Marx lui-même fut présent au congrès de la Ligue des communistes fin 1847, durant lequel ce texte fut débattu, et il participa à en défendre la teneur : « toutes les contradictions et tous les doutes furent enfin levés, les nouveaux principes adoptés à l’unanimité, et Marx et moi fûmes chargés d’élaborer le manifeste » (p. 70), témoigne Engels dans le troisième texte rassemblé dans la présente édition, rédigé en 1885 et intitulé « Contribution à l’histoire de la Ligue des communistes ». Engels y relate le cheminement de cette organisation dans la période charnière qui va du milieu des années 1830 (fondation de la Ligue des Justes), à l’arrestation de plusieurs de ses membres en Allemagne en 1851, qui signe sa dissolution, dans un contexte de reflux après la défaite des mouvements révolutionnaires de 1848.

Au final, le petit livre proposé aujourd’hui par les Éditions sociales, aussi court (86 pages) et accessible qu’instructif, s’avère une bonne introduction à au moins deux titres. D’une part, il donne à voir l’émergence de thèmes et méthodes de la « théorie » communiste matérialiste, qui deviendront centraux dans la pensée de Marx, d’Engels et dans le marxisme. En cela, ces textes et souvenirs permettent de mesurer assez clairement comme le célébrissime Manifeste du parti communiste s’inspire des débats qui ont eu lieu lors des congrès de la Ligue des communistes et, plus précisément, des travaux préliminaires d’Engels. D’autre part, ces textes sont une bonne introduction à l’histoire du mouvement communiste militant, tel qu’incarné par Marx et Engels, toujours désireux de s’engager dans des associations et journaux ouvriers, vingt ans avant la fondation de l’Association internationale des travailleurs. Assurément, donc, ce livre paraît une manière bien pertinente de marquer le bicentenaire d’Engels, tout en permettant au lectorat francophone de réinterroger certains « principes » (de base) du communisme.

Notes de bas de page :

[1] Notice « Friedrich Engels », in Jean Maitron, Dictionnaire des anarchistes. Par Jacques Grandjonc, 3 février 2009, dernière modification le 1er avril 2019, en ligne : https://maitron.fr/spip.php?article24372.
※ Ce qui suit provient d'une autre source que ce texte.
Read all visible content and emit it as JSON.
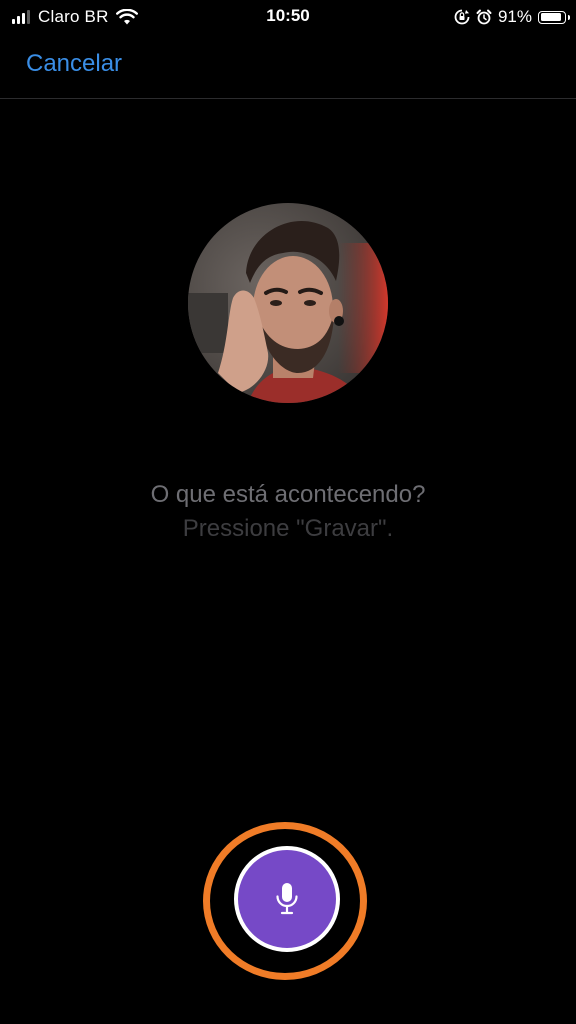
{
  "status_bar": {
    "carrier": "Claro BR",
    "time": "10:50",
    "battery_percent": "91%",
    "battery_level": 0.91,
    "signal_bars_active": 3,
    "signal_bars_total": 4,
    "icons": [
      "signal-icon",
      "wifi-icon",
      "orientation-lock-icon",
      "alarm-icon",
      "battery-icon"
    ]
  },
  "nav": {
    "cancel_label": "Cancelar"
  },
  "profile": {
    "avatar_icon": "user-photo"
  },
  "prompt": {
    "title": "O que está acontecendo?",
    "subtitle": "Pressione \"Gravar\"."
  },
  "record": {
    "icon": "microphone-icon",
    "button_color": "#7649c7",
    "highlight_color": "#f07c27"
  },
  "colors": {
    "background": "#000000",
    "accent": "#3a8ee6"
  }
}
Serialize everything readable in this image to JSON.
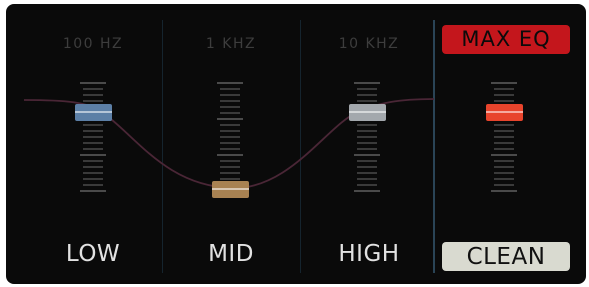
{
  "bands": [
    {
      "id": "low",
      "frequency": "100 HZ",
      "label": "LOW",
      "color": "#5c7fa6"
    },
    {
      "id": "mid",
      "frequency": "1 KHZ",
      "label": "MID",
      "color": "#a88252"
    },
    {
      "id": "high",
      "frequency": "10 KHZ",
      "label": "HIGH",
      "color": "#a3a8ad"
    }
  ],
  "output": {
    "max_eq_label": "MAX EQ",
    "clean_label": "CLEAN",
    "max_eq_color": "#c4161c",
    "clean_color": "#d9dad0",
    "slider_color": "#e8442c"
  },
  "curve_color": "#4a2636"
}
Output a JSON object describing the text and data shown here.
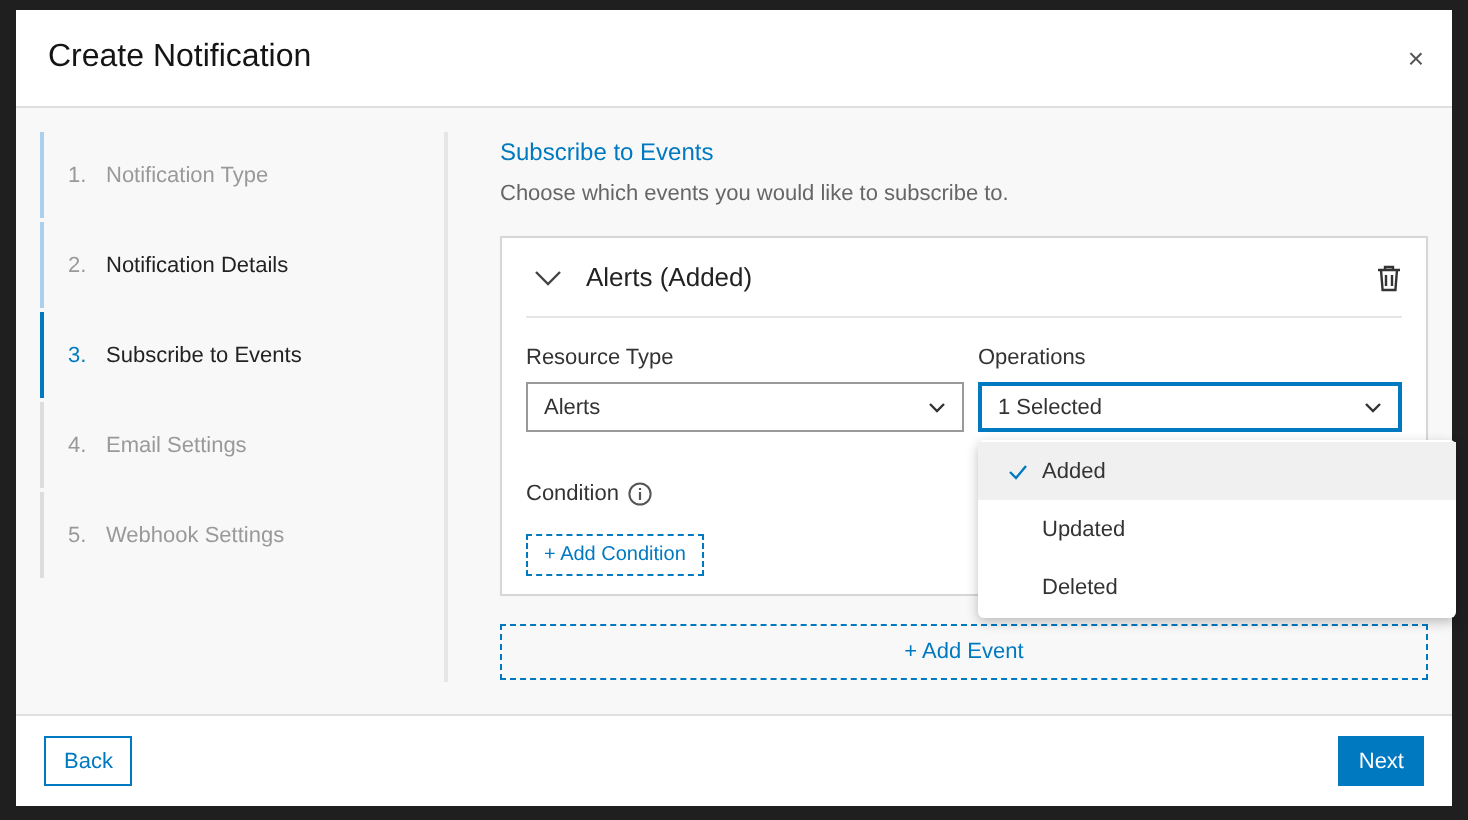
{
  "dialog": {
    "title": "Create Notification",
    "close": "×"
  },
  "steps": [
    {
      "number": "1.",
      "label": "Notification Type",
      "completed": true,
      "selected": false,
      "emphasized": false
    },
    {
      "number": "2.",
      "label": "Notification Details",
      "completed": true,
      "selected": false,
      "emphasized": true
    },
    {
      "number": "3.",
      "label": "Subscribe to Events",
      "completed": false,
      "selected": true,
      "emphasized": true
    },
    {
      "number": "4.",
      "label": "Email Settings",
      "completed": false,
      "selected": false,
      "emphasized": false
    },
    {
      "number": "5.",
      "label": "Webhook Settings",
      "completed": false,
      "selected": false,
      "emphasized": false
    }
  ],
  "section": {
    "title": "Subscribe to Events",
    "description": "Choose which events you would like to subscribe to."
  },
  "event": {
    "title": "Alerts (Added)",
    "expanded": true,
    "resource_type": {
      "label": "Resource Type",
      "value": "Alerts"
    },
    "operations": {
      "label": "Operations",
      "value": "1 Selected",
      "open": true,
      "options": [
        {
          "label": "Added",
          "checked": true
        },
        {
          "label": "Updated",
          "checked": false
        },
        {
          "label": "Deleted",
          "checked": false
        }
      ]
    },
    "condition": {
      "label": "Condition",
      "add_label": "+ Add Condition"
    }
  },
  "add_event": "+ Add Event",
  "footer": {
    "back": "Back",
    "next": "Next"
  }
}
[2] Les années 1840 furent, pour Karl Marx (1818-1883), une période de transition progressive de la philosophie d’influence hégélienne à l’« humanisme réel », pour aboutir au communisme matérialiste. À part toute une littérature biographique ou philosophique relative au « jeune Marx », on peut, pour cette période de sa vie, et pour une approche un peu plus ludique, se reporter notamment au film « Le jeune Karl Marx », réalisé par Raoul Peck et sorti en septembre 2017 : http://diaphana.fr/film/le-jeune-karl-marx/.
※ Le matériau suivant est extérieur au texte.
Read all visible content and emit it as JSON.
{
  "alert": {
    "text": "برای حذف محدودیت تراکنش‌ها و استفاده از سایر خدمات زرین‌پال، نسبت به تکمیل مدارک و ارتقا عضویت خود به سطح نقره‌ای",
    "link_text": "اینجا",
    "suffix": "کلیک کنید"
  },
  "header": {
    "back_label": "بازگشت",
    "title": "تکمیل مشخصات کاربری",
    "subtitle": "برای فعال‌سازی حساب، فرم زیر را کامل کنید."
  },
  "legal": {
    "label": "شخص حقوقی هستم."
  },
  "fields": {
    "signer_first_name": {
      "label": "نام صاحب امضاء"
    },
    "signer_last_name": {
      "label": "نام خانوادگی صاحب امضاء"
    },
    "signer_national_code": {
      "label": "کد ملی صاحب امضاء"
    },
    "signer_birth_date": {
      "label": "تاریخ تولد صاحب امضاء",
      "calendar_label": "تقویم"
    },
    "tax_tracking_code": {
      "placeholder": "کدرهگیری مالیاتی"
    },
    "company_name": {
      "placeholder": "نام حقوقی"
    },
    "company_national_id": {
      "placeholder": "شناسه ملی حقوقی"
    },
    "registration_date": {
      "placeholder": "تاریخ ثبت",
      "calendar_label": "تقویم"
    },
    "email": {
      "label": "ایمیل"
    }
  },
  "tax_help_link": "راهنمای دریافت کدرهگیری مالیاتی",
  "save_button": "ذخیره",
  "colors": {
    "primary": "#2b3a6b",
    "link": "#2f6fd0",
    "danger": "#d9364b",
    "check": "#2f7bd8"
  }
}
[3] Friedrich Engels, Karl Marx, La sainte famille, ou critique de la critique critique. Contre Bruno Bauer et consorts, 1982 [1845], in Œuvres. III. Philosophie, Paris, Éditions Gallimard, Coll. « Bibliothèque de la Pléiade », édition présentée et commentée par Maximilien Rubel, p. 419-661. Pour un commentaire synthétique de cette œuvre, on peut consulter le blog Pages Rouges et Noires https://pagesrougesetnoires.wordpress.com/2020/03/19/friedrich-engels-karl-marx-la-sainte-famille-ou-critique-de-la-critique-critique-contre-bruno-bauer-et-consorts-note-de-lecture/.
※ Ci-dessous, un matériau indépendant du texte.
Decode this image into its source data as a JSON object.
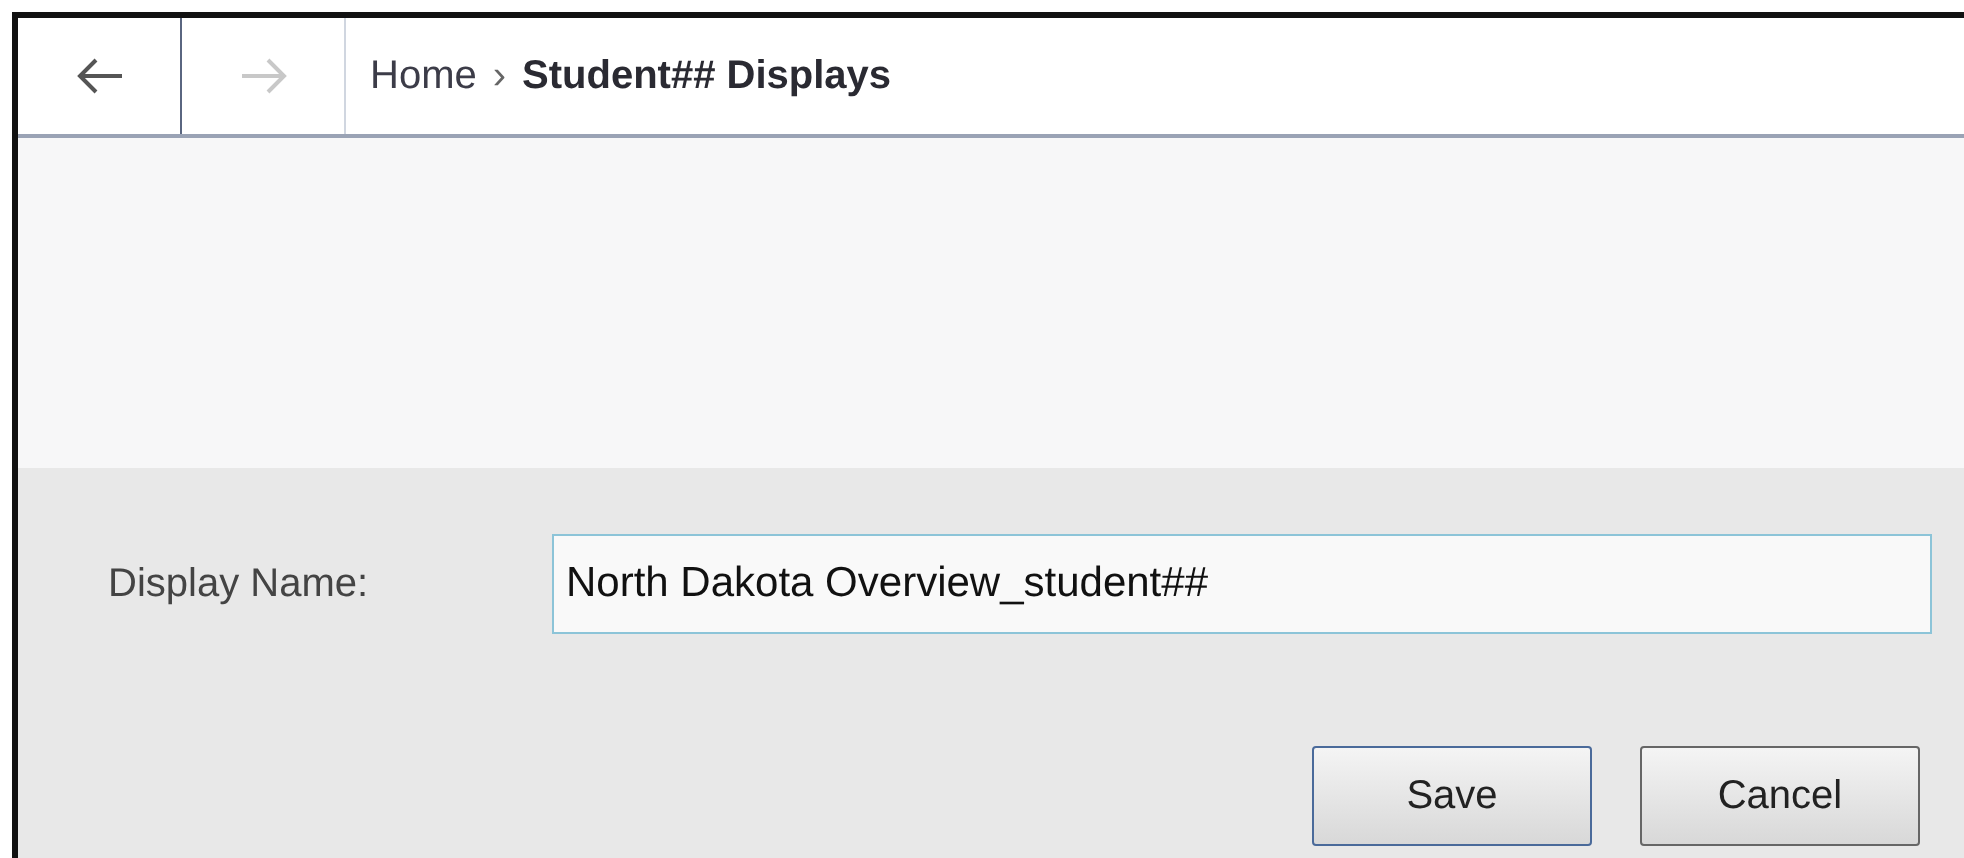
{
  "nav": [
    {
      "kind": "back",
      "disabled": false
    },
    {
      "kind": "forward",
      "disabled": true
    }
  ],
  "breadcrumb": {
    "home": "Home",
    "separator": "›",
    "current": "Student## Displays"
  },
  "form": {
    "label": "Display Name:",
    "value": "North Dakota Overview_student##"
  },
  "buttons": [
    {
      "label": "Save",
      "primary": true
    },
    {
      "label": "Cancel",
      "primary": false
    }
  ]
}
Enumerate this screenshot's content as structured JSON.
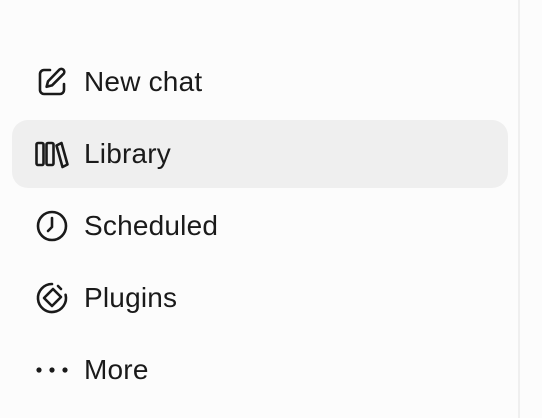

[4] Notamment le communisme d’inspiration chrétienne et « utopique » de Wilhelm Weitling (1808-1871). Ce dernier étant l’un des premiers théoriciens du communisme en Allemagne, les deux jeunes militants n’auront pas manqué de rendre hommage aux perspectives intellectuelles ouvertes par cet artisan de formation, avant d’estimer que celles-ci devaient nécessairement être critiquées et dépassées.